Description
This concise handbook of Tibetan Buddhist teachings, designed for Western students, is centered on a sitting practice called Contemplative Meditation. This practice can be used as a way to change troublesome habits, even by someone with little knowledge of Buddhism. Although the teachings are based it on a nineteenth-century text by Lama Mipham, they are presented in a non-scholarly way, with examples drawn from modern life and everyday experience. In particular, the author addresses the unique attitudes and questions of twenty-first-century Westerners who are exploring Buddhism.
The practice taught in the book consists of a reflection on four subjects, known as the Four Seals of the Buddha's teaching: multiplicity, impermanence, suffering, and emptiness. Khenpo Gawang Rinpoche explains how to investigate each of these topics in a way that helps you recognize your innate wisdom mind, which is your ultimate teacher. Once you learn how to examine your own mind and your life with this method, you will start to look at everything differently. By helping to dissolve negative thoughts and habits, the practice can increase your focus, confidence, self-esteem, and happiness.

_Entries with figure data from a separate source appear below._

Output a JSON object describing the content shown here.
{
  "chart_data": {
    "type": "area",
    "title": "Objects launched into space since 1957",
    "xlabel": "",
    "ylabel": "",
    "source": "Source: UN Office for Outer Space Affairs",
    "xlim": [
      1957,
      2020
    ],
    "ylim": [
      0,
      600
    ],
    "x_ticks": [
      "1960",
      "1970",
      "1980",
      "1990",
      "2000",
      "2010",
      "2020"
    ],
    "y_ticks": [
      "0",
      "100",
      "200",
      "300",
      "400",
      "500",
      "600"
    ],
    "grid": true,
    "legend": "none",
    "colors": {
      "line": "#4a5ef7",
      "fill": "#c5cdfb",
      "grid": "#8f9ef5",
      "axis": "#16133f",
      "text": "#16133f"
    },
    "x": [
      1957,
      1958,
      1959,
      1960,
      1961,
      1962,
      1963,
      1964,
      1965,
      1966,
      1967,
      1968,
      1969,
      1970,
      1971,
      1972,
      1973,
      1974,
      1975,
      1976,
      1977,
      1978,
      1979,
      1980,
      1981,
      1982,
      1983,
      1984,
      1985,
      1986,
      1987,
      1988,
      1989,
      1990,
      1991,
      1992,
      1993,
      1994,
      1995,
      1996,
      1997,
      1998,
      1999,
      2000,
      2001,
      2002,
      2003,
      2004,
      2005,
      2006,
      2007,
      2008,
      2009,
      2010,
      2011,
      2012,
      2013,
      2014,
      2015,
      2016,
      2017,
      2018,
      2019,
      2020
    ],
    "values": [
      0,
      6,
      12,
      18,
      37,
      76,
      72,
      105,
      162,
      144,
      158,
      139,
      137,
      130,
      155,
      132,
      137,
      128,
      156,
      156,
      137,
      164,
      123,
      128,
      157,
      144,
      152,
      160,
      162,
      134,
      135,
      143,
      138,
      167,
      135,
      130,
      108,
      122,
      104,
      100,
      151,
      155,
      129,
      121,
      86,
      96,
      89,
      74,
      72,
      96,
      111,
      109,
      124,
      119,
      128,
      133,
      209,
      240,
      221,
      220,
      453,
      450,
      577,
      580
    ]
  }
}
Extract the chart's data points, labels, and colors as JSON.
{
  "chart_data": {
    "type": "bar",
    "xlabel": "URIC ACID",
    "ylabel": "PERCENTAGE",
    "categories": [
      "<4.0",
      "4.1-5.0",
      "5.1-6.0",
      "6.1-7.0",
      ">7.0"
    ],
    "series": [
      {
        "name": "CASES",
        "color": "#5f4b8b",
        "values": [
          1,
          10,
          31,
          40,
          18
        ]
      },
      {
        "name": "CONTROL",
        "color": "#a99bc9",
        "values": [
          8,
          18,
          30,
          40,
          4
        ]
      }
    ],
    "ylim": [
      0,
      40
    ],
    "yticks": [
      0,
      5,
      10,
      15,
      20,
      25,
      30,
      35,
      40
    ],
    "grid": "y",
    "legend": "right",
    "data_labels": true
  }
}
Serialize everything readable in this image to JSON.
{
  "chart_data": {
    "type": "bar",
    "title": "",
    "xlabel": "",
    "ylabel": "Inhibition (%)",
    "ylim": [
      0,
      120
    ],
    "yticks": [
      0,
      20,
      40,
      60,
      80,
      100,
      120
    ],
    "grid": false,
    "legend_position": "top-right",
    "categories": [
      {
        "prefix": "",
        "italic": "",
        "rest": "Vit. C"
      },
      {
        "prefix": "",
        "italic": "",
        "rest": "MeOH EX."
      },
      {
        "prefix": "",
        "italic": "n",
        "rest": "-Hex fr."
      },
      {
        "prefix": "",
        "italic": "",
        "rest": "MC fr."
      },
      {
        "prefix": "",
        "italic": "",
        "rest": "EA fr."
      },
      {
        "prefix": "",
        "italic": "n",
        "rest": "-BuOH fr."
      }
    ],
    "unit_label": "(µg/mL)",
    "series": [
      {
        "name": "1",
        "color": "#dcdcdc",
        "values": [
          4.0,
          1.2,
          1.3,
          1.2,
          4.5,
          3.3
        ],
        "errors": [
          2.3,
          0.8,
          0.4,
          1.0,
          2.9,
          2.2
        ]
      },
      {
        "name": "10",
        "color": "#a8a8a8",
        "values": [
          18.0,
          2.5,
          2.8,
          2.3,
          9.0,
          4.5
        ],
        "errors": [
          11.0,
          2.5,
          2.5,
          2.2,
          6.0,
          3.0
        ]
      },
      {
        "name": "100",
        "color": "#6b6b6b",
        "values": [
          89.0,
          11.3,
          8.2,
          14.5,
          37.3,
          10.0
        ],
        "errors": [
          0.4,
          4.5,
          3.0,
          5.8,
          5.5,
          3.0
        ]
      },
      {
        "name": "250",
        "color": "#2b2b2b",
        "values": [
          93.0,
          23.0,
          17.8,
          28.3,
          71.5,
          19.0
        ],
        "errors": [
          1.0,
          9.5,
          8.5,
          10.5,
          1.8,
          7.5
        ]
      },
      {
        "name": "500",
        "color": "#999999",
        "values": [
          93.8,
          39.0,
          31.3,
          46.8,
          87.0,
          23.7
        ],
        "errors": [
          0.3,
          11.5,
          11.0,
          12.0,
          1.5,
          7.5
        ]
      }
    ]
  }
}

Along with exercises and questions, short readings, a glossary, and checklists for study, this book provides a complete handbook, with simple instructions for additional practices:
• the Ninefold Exhalation, a breathing method for expelling stale air before meditation
• visualization of buddhas and great teachers to inspire practice
• the practice of bodhichitta, or generating love and compassion for all beings
• the seven-branch offering, seven devotional thoughts to strengthen efforts
• dedication of merit—the positive energy from the meditation--for the benefit of all beings
Finally, the appendix gives translations of two short readings: The Wheel of Analytical Meditation by Lama Mipham, which is the source of this book's teaching, and the Heart Sutra, a famous brief teaching on emptiness, along with a traditional commentary.
About the Author
Jamgön Mipham (1846–1912) is one of the most extraordinary figures in the history of Tibetan Buddhism of the modern age. An important member of the nonsectarian movement of nineteenth-century Tibet, he was a scholar of outstanding brilliance whose writings are eagerly sought after by present-day teachers and students of the practice of Dzogchen and the Nyingma tradition.